Quando conheço algo, aumento meu poder sobre ele. Se isso pode se aplicar ao mundo e aos objetos externos ao sujeito, não seria equivocado achar o mesmo sobre o mundo e os objetos interiores do sujeito.

O fato é que buscamos conhecer as pessoas em nossa volta, o que devemos fazer em sociedade, quais nossos protocolos de atuação no trabalho, mas quando o assunto é o conhecer a si mesmo, preferimos pressupor que nos conhecemos e, muitas vezes vivemos, a dar cabeçadas e experimentar sofrimento, por não entendermos nossas motivações para determinadas ações.

A partir do dito até o presente momento, cabe então nos perguntarmos: Mas se conhecer para quê? Se conhecer impacta na vida profissional? Há alguma peculiaridade na prática profissional de saúde, o autoconhecimento? E, como se conhecer?

Para apresentarmos algumas possíveis respostas, vamos iniciar afirmando que no geral, somos reativos e pouco reflexivos. Reagimos todo o tempo à estímulos, à fala do outro, ao sinal verde, à música que toca no som, mas somos pouco reflexivos. Quase nunca paramos para contemplar nossos pensamentos, nossos estados afetivos em determinadas situações e assim, vamos andando cegamente dentro de si, em um mundo que, por si só, já parece bem assustador.

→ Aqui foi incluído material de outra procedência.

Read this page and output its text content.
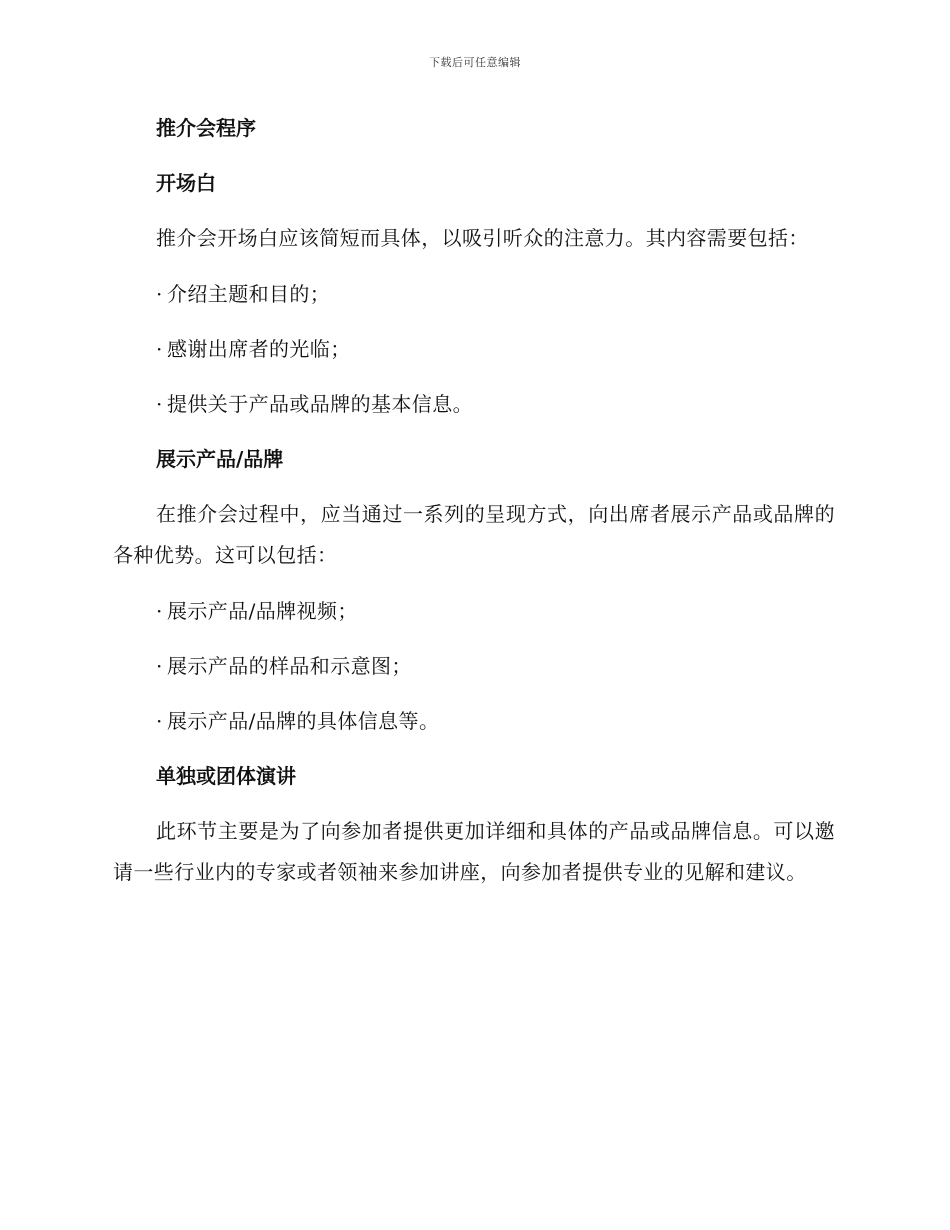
下载后可任意编辑
推介会程序
开场白
推介会开场白应该简短而具体，以吸引听众的注意力。其内容需要包括：
· 介绍主题和目的；
· 感谢出席者的光临；
· 提供关于产品或品牌的基本信息。
展示产品/品牌
在推介会过程中，应当通过一系列的呈现方式，向出席者展示产品或品牌的各种优势。这可以包括：
· 展示产品/品牌视频；
· 展示产品的样品和示意图；
· 展示产品/品牌的具体信息等。
单独或团体演讲
此环节主要是为了向参加者提供更加详细和具体的产品或品牌信息。可以邀请一些行业内的专家或者领袖来参加讲座，向参加者提供专业的见解和建议。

Assim, conhecer a si, é poder exercer domínio sobre si. Conhecer-se serve ao propósito de descobrir suas necessidades, seus desejos, suas motivações para fazer algo, suas fragilidades, serve também ao propósito de perceber seus padrões de comportamento, principalmente os que te fazem mal, seus mecanismos de defesa quando se sente com medo, de aceitar suas emoções negativas.

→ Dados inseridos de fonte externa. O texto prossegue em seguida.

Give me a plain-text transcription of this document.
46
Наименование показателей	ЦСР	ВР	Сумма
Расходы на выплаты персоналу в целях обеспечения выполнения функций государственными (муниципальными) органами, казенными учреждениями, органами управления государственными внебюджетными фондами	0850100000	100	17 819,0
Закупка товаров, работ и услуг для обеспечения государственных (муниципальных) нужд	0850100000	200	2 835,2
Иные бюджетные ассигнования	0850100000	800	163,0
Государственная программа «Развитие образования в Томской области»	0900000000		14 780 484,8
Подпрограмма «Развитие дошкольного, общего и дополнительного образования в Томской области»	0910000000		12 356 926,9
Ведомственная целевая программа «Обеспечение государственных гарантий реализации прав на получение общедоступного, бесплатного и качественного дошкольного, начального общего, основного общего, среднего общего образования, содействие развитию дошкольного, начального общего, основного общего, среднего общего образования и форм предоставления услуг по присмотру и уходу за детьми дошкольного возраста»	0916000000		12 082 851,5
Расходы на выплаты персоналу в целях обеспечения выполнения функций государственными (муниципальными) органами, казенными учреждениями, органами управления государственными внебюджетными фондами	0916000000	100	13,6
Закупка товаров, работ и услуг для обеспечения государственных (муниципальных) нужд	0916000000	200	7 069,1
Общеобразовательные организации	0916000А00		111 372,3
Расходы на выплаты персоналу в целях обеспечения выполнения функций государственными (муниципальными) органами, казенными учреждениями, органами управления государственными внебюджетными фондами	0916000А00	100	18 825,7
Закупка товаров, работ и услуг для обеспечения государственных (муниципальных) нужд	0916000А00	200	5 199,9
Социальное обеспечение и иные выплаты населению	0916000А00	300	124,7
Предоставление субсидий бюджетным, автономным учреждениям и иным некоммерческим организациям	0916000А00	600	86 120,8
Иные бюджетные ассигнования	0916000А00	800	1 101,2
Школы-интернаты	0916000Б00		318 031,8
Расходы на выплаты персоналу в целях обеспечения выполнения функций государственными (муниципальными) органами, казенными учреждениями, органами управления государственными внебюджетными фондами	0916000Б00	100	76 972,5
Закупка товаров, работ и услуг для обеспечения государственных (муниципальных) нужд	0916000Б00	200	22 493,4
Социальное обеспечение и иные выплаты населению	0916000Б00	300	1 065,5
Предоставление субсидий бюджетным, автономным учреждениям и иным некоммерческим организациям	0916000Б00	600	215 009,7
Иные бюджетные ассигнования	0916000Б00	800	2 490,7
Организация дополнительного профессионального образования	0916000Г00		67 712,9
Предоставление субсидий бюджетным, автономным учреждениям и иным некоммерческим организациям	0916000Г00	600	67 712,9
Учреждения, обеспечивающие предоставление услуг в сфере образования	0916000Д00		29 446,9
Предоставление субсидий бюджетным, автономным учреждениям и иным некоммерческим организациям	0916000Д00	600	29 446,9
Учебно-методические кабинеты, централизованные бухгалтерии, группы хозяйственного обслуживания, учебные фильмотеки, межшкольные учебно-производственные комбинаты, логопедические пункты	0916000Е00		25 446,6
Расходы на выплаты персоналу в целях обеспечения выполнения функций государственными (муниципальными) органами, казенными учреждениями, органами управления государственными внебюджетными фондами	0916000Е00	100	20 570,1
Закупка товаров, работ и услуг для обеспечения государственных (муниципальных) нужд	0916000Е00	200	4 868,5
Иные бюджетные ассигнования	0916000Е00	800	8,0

Mas com toda certeza, conhecer a si próprio também serve para reconhecer suas potências, suas qualidades, aquilo que é seu, que você gosta e que pode te ajudar, talvez o que tenha te ajudado até agora, sem você a si perceber.

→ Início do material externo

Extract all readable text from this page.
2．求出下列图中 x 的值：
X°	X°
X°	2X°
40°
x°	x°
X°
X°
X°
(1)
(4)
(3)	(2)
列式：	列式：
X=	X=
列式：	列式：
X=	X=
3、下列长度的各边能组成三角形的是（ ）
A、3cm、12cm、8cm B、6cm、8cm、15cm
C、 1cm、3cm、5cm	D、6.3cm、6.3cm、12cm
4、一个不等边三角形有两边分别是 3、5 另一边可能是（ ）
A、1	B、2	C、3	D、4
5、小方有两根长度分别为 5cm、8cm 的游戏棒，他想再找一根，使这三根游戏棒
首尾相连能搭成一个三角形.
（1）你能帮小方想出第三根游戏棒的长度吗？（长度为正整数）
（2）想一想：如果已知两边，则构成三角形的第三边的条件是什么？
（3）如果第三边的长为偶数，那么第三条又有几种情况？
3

Quando a gente pensa como o autoconhecimento pode contribuir para as práticas profissionais, de uma forma em geral, vale lembrar  Esperidião (2002) que  afirmava que o autoconhecimento ajuda na escolha e no desenvolvimento de todo profissional.

Em estudo mais recente Bastos (2019) analisa a relação entre consciência do autoconhecimento e realização profissional e associa autoconhecimento à satisfação profissional, sendo perceptível nos comportamentos apresentados pelos sujeitos que tinham maior grau de autoconhecimento, como tolerância para com os outros, eficiência nas respostas frente àos  problemas críticos.

Já quando sinalizamos as particularidades que o autoconhecimento tem na prática profissional de saúde, vamos nos deparar com a fantasia que muitos profissionais tem de serem operadores de cura, e não promotores de bem-estar. Esse fato vai promovendo práticas profissionais, por vezes legisladas, marcadas pela remediação e o contato com o sofrimento e o medo da finitude da vida.

Tal situação poderá promover a utilização de mecanismo de defesa nos profissionais de saúde como a negação dos próprios sentimentos e dos do paciente, bem como o desenvolvimento de uma série de doenças psicossomáticas e transtornos mentais nos trabalhadores da saúde.

Fica claro que autoconhecimento é ferramenta poderosa  na formação do profissional de saúde  que ele é necessário para o fortalecimento do equipamento emocional do profissional, como afirma Espiridião (2002), a despeito das inúmeras situações ansiogênicas às quais estará submetido esse trabalhador

 

É possível afirmar que a eficiência da atuação do profissional de saúde terá uma relação direta de suas atitudes para consigo mesmo e para com os outros. Por fim, uma vez apontada a malha que tece o autoconhecimento e sua relação com a prática de saúde cabe tentar responder: Como se conhecer?

Uma vez que o presente texto foge a formatação da autoajuda, vale dizer que não há um único método, uma metodologia melhor que a outra, o importante é você encontrar ou criar sua via de se aproximar de si. Contudo cabe elencar algumas mais conhecidas como as mais clássicas: psicoterapia, meditação, exercícios metacognitivos, e as mais inovadoras e, por vezes questionáveis, como os Rituais de regressão, rituais com plantas teogênicas, etc.

O mais válido de ser pontuado aqui é novamente a não existência de uma receita pronta de como você se conhecer. Vá em busca de atividades que proporcionem aproximação entre você e leitura de seus afetos, pensamentos, pois o encontro com eles pode proporcionar práticas mais eficazes e menos dolorosas para todos na saúde.